Frederick Wiseman morreu nesta segunda-feira, 15 de fevereiro, aos 96 anos. A informação foi divulgada pela sua produtora, Zipporah Films, em comunicado conjunto com a família. Figura central do documentário contemporâneo, Wiseman deixou uma obra que funciona como um verdadeiro espelho do nosso tempo, um roteiro oculto que expõe as engrenagens das instituições.
Nascido em 1º de janeiro de 1930 em Boston, Wiseman teve um percurso que contrasta com a imagem clássica do diretor autodidata: formado em direito em Yale e, por um período, professor na Boston University, seu encontro definitivo com a câmera começou durante dois anos em Paris, onde registrou em 8mm a vida na capital francesa.
De volta aos Estados Unidos, trabalhou na produção do filme de Shirley Clarke, The Cool World, que misturava ficção e documentário ao retratar a vida em um gueto negro. Foi essa experiência que o convenceu de que poderia dirigir seus próprios filmes. Em 1967 lançou Titicut Follies, seu primeiro longa, um documento cru sobre a rotina em um hospital psiquiátrico para detentos no Massachusetts. O impacto foi tamanho que o Estado pressionou pela proibição do filme nos Estados Unidos por 25 anos, alegando violação de privacidade dos pacientes.

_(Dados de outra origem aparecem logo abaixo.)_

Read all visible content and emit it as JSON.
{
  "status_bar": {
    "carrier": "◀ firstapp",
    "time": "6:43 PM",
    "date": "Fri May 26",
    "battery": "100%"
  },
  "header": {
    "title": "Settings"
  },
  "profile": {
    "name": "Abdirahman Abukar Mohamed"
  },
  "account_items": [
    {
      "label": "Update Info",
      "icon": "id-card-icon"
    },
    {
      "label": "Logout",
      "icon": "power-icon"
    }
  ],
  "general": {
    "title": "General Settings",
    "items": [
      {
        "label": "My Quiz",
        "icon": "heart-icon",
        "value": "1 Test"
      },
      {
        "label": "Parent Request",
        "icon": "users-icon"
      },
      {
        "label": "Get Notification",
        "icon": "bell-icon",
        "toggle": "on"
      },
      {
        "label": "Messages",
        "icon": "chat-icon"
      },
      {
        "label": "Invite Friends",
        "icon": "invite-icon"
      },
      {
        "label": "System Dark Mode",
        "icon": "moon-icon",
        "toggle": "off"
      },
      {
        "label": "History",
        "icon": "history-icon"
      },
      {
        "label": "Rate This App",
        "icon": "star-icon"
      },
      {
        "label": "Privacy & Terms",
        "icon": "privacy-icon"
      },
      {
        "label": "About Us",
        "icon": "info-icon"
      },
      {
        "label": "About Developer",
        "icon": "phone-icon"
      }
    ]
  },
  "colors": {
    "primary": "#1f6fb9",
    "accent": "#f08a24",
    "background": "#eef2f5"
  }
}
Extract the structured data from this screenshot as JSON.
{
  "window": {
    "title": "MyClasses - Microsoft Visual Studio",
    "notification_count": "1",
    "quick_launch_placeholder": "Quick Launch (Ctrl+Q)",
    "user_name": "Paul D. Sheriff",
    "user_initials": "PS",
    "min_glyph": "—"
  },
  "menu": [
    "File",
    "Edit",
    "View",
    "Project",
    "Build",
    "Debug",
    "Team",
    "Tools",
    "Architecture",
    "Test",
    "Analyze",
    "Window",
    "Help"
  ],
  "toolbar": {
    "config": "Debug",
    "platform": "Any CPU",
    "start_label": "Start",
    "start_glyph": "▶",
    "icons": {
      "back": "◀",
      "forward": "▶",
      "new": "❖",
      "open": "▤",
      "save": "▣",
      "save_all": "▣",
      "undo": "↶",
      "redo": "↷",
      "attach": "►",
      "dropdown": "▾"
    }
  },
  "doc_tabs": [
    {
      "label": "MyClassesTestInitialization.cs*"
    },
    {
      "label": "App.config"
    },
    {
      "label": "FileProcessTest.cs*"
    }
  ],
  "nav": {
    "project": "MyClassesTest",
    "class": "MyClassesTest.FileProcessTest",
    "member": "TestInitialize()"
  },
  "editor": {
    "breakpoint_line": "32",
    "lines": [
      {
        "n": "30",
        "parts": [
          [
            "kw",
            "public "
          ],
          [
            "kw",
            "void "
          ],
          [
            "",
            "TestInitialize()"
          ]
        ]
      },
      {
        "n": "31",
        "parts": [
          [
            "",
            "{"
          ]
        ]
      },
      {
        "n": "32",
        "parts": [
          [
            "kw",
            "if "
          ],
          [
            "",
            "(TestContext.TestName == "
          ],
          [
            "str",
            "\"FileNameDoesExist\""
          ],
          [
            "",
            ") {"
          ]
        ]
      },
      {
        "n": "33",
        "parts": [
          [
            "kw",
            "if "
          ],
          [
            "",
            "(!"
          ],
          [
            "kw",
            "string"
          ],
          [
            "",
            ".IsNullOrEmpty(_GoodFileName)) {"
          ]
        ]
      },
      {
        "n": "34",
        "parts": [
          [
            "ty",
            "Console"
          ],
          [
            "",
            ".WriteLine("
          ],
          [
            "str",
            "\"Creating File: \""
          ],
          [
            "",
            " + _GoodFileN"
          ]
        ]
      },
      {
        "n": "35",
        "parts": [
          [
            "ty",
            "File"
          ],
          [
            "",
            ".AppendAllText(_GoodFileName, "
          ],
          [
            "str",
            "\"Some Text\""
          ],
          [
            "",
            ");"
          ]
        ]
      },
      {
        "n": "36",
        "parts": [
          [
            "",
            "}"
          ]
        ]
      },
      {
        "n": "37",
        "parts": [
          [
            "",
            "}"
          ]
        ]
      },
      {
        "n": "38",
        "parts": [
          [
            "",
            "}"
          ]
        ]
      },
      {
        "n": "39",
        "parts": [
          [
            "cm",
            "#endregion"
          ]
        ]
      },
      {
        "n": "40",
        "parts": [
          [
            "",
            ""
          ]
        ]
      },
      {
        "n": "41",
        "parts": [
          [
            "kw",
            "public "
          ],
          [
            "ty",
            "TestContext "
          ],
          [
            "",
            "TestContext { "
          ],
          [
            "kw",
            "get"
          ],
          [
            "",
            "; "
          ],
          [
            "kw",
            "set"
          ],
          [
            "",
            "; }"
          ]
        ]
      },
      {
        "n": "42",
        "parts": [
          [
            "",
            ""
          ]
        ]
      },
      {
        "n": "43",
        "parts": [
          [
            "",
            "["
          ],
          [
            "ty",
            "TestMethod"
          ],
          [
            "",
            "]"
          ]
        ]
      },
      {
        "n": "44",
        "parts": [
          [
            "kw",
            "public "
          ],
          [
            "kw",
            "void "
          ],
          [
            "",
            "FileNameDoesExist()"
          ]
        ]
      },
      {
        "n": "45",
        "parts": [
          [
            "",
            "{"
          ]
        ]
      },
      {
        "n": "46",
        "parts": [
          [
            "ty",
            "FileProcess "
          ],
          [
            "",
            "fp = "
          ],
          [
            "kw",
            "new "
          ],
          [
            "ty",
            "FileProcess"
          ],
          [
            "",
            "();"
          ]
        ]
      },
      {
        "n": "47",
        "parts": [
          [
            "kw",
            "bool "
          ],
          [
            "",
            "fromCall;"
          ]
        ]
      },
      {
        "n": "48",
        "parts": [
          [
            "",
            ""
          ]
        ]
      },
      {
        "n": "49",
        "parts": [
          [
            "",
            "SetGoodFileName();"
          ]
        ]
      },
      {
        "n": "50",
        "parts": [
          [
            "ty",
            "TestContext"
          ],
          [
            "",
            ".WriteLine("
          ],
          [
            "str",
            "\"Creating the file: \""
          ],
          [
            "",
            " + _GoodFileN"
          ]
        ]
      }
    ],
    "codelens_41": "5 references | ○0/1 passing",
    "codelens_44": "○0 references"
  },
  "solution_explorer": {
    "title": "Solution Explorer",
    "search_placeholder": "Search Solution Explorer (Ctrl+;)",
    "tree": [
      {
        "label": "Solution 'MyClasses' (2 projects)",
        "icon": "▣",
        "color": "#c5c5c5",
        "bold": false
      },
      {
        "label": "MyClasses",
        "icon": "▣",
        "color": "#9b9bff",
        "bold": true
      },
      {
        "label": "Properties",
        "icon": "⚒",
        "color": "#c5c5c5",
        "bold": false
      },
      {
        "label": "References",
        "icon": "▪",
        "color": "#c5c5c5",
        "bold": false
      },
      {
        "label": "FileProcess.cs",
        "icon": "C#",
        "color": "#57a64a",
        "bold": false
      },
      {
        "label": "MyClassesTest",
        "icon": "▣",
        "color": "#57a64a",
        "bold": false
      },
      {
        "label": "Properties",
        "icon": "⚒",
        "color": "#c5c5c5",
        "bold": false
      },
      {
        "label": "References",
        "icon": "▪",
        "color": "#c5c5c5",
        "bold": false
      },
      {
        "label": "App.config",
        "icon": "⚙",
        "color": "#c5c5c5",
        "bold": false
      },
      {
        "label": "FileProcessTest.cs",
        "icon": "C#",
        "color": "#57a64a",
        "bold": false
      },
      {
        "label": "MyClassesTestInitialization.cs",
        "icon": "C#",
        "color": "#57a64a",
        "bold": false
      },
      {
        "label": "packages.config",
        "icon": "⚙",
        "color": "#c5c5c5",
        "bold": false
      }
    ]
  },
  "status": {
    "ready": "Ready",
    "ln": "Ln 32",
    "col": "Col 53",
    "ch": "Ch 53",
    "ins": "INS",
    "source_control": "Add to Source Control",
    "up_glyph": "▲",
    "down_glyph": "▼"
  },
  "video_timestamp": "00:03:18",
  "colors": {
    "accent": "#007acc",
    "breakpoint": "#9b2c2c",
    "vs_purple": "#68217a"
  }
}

Desde então, Wiseman consolidou-se como mestre do cinema-verité, mantendo um ritmo impressionante: quase um longa por ano ao longo de mais de cinco décadas. Sua estética é reconhecível e rigorosa — câmera próxima às pessoas, ausência de voz off, entrevistas explícitas, trilha musical manipulada ou iluminação encenada. “O que mais me interessa é registrar o comportamento humano em diferentes situações”, disse ele em entrevista à AFP, em 2017, em Paris, cidade na qual passou parte dos anos desde o início dos anos 2000.
O corpo de trabalho de Wiseman soma cerca de cinquenta documentários, alguns de várias horas, iniciados nos Estados Unidos e ampliados depois para a França. Ele instalou sua câmera em instituições diversas, transformando locais aparentemente banais em cenas reveladoras: escolas (High School, At Berkeley), serviços sociais em Nova York (Welfare), um grande armazém (The Store), hospitais (Hospital, Near Death), complexos de habitação pública (Public Housing) e até espaços de alta cultura, como o balé e a ópera (La danse, le ballet de l’opéra de Paris, La comédie française ou l’Amour joue).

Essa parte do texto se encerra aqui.